El encuentro, disputado en el campo de “El Olivar”, suponía además el debut de Favio Marín en el banquillo alcazareño, en un duelo clave en la lucha por la permanencia. Y no pudo empezar peor para los intereses visitantes: en el minuto 3, un balón largo a la espalda de la defensa terminó en el 1-0 tras una acción desafortunada.
Lejos de venirse abajo, el Alcázar reaccionó con rapidez. Apenas siete minutos después, Santi firmó uno de los goles de la jornada con un espectacular lanzamiento de falta desde larga distancia que se coló por la escuadra, devolviendo la igualdad al marcador.
A partir de ahí, el conjunto alcazareño se hizo con el control del partido. Dominó la posesión y generó varias ocasiones claras por medio de Santi, Vela y Felipe, aunque sin la precisión necesaria para adelantarse. Incluso llegó a marcar, pero el tanto fue anulado por un ajustado fuera de juego.
Tras el descanso, el guion parecía ponerse aún más de cara. En el minuto 55, el guardameta local era expulsado tras derribar a Santi fuera del área, dejando al Piedrabuena con diez jugadores y sin portero natural. Con superioridad numérica, el Alcázar se volcó en ataque.
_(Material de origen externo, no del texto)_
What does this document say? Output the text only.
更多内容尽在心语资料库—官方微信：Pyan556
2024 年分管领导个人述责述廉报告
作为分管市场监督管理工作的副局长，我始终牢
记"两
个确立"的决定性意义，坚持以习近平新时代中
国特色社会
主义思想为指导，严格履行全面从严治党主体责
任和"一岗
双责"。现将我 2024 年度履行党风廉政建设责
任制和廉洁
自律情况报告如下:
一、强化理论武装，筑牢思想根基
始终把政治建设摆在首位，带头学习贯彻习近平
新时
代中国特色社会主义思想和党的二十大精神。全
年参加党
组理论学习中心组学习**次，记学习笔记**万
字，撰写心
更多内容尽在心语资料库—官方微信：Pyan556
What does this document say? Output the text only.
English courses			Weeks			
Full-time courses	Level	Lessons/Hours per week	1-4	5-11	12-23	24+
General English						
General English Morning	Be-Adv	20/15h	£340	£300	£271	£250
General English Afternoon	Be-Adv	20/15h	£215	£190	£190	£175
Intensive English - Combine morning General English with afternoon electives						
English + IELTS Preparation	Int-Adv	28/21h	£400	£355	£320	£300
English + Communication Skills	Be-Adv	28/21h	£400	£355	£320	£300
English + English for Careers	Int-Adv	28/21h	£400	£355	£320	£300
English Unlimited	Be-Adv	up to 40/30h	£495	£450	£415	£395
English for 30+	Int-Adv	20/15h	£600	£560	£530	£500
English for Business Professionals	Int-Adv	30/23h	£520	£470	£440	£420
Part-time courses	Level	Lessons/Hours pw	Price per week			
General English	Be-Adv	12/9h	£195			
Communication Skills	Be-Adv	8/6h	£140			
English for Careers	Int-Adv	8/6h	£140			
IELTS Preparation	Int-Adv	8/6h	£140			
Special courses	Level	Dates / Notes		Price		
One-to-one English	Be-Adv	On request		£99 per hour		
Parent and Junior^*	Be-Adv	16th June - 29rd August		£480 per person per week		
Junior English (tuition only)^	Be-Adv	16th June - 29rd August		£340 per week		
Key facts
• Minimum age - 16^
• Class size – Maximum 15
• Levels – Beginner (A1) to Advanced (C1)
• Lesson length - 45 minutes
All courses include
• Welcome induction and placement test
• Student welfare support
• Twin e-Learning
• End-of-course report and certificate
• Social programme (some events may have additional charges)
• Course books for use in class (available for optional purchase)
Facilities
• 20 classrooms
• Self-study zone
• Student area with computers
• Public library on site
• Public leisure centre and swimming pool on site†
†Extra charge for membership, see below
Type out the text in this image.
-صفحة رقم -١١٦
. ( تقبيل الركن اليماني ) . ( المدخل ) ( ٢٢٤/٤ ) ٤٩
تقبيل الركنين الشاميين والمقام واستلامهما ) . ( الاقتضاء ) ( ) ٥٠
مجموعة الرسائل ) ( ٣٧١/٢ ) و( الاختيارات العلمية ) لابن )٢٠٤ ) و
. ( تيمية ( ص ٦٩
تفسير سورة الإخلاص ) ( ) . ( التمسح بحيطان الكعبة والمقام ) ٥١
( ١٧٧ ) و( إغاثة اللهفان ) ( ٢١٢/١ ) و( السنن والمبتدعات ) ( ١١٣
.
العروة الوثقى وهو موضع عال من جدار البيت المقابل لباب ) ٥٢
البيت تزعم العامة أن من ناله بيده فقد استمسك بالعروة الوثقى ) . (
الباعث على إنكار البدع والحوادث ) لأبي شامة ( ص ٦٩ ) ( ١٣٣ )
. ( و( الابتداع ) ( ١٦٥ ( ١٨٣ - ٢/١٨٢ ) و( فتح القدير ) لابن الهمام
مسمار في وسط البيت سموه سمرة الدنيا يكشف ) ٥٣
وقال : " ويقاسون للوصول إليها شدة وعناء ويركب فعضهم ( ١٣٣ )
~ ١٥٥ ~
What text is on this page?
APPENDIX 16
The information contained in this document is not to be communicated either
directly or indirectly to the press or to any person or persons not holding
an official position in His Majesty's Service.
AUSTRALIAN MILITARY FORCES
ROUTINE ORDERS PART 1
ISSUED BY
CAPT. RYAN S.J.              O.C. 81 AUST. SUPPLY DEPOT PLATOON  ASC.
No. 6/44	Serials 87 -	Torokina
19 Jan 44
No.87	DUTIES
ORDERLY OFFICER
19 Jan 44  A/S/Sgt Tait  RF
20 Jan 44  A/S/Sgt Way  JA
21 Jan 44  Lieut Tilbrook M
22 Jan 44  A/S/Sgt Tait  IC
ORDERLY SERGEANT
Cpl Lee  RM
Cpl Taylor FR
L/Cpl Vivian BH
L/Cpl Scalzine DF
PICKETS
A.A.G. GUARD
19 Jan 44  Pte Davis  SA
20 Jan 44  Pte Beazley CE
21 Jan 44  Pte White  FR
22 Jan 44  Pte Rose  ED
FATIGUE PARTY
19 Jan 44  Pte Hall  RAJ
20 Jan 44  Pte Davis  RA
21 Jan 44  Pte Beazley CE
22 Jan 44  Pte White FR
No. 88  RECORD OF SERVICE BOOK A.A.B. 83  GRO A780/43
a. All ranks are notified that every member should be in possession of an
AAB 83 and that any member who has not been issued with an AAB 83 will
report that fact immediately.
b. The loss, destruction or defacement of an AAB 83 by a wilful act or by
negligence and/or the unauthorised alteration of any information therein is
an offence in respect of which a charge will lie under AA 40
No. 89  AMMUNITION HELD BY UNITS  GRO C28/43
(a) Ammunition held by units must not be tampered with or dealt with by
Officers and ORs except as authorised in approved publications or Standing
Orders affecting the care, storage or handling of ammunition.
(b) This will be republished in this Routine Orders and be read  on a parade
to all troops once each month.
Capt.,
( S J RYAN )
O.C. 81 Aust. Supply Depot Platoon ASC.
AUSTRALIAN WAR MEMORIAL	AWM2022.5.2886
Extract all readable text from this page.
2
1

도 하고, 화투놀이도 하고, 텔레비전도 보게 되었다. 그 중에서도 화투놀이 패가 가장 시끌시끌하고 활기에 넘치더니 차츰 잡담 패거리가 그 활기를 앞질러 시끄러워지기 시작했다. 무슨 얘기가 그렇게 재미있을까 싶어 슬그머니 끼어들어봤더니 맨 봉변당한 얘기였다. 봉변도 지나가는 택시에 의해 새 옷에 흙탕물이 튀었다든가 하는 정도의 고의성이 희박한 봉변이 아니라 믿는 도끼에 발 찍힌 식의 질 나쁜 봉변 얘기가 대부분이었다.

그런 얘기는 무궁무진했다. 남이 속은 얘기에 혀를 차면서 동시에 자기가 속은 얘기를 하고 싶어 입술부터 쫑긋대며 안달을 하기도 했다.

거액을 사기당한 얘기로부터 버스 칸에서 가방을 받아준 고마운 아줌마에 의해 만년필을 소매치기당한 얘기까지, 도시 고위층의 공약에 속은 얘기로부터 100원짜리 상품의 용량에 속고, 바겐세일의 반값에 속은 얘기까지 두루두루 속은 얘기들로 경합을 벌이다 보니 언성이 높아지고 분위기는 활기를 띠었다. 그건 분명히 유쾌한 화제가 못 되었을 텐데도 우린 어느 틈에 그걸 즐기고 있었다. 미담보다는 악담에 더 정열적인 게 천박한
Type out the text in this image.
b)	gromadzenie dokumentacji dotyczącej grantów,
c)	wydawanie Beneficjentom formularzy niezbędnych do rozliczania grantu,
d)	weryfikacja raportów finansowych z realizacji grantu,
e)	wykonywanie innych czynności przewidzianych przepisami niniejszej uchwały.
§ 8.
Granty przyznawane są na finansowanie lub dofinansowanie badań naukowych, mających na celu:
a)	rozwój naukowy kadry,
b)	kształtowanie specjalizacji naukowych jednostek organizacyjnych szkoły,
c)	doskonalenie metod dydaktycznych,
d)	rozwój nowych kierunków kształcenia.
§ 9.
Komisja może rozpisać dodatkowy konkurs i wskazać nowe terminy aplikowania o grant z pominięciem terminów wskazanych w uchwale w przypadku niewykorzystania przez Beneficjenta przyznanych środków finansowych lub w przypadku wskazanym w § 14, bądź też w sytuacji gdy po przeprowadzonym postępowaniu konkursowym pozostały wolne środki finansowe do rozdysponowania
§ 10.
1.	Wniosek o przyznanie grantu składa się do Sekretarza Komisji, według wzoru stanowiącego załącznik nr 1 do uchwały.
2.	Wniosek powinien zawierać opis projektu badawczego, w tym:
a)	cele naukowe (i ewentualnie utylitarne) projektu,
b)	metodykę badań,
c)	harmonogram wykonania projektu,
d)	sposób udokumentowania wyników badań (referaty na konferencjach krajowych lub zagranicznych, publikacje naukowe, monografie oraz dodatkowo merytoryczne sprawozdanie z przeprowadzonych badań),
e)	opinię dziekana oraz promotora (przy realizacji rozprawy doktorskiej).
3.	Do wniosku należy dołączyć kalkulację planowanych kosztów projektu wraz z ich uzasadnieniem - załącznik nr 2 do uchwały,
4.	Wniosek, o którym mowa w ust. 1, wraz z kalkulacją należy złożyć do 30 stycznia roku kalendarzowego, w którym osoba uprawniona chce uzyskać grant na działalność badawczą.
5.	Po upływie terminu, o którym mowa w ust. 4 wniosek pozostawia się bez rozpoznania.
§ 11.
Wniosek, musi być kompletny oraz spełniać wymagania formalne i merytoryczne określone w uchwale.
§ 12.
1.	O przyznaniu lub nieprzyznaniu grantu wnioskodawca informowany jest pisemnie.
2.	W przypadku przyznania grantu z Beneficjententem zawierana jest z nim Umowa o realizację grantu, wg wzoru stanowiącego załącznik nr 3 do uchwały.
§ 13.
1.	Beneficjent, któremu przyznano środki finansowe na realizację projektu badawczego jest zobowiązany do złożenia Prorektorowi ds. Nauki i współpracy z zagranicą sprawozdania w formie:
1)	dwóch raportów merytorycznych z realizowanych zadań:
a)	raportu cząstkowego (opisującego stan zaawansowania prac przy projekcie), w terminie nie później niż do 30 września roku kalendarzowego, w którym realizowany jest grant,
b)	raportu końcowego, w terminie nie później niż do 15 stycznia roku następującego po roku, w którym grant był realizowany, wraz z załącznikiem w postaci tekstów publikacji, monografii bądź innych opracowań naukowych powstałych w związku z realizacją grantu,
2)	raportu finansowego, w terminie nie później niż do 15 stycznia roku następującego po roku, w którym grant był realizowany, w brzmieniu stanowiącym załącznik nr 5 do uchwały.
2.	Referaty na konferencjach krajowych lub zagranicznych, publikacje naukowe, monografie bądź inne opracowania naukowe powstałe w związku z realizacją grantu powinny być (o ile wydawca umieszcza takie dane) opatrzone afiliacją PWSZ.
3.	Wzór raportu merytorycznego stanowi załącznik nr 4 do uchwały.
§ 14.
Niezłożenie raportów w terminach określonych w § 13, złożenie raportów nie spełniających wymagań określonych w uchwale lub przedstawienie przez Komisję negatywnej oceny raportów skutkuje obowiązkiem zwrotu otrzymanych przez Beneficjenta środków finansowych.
Sin embargo, pese al asedio constante, las ocasiones no se transformaban en gol. Ni las faltas cercanas, ni las llegadas por banda, ni la más clara —un mano a mano de Álvaro Marchante— lograron romper el empate. La falta de contundencia comenzaba a pesar.
Con el paso de los minutos, el partido se abrió. El Alcázar arriesgaba cada vez más, dejando espacios atrás, y el Piedrabuena avisaba al contragolpe en varias acciones peligrosas.
Y cuando parecía que el empate sería el resultado final, llegó el golpe definitivo. En el minuto 90, una jugada desafortunada tras varios rechaces acabó en el 2-1 para los locales, en una acción marcada por la falta de contundencia defensiva y la mala fortuna.
En el tiempo añadido, el Alcázar lo intentó a la desesperada, pero el marcador ya no se movería.
Una derrota dolorosa para un equipo que volvió a mostrar buenas sensaciones con balón, pero que sigue penalizado por su falta de acierto en ataque y solidez en defensa.
El próximo compromiso será decisivo: el Alcázar CFD recibirá al CF Porzuna en un duelo directo por la permanencia en el que los alcazareños estarán obligados a sumar los tres puntos.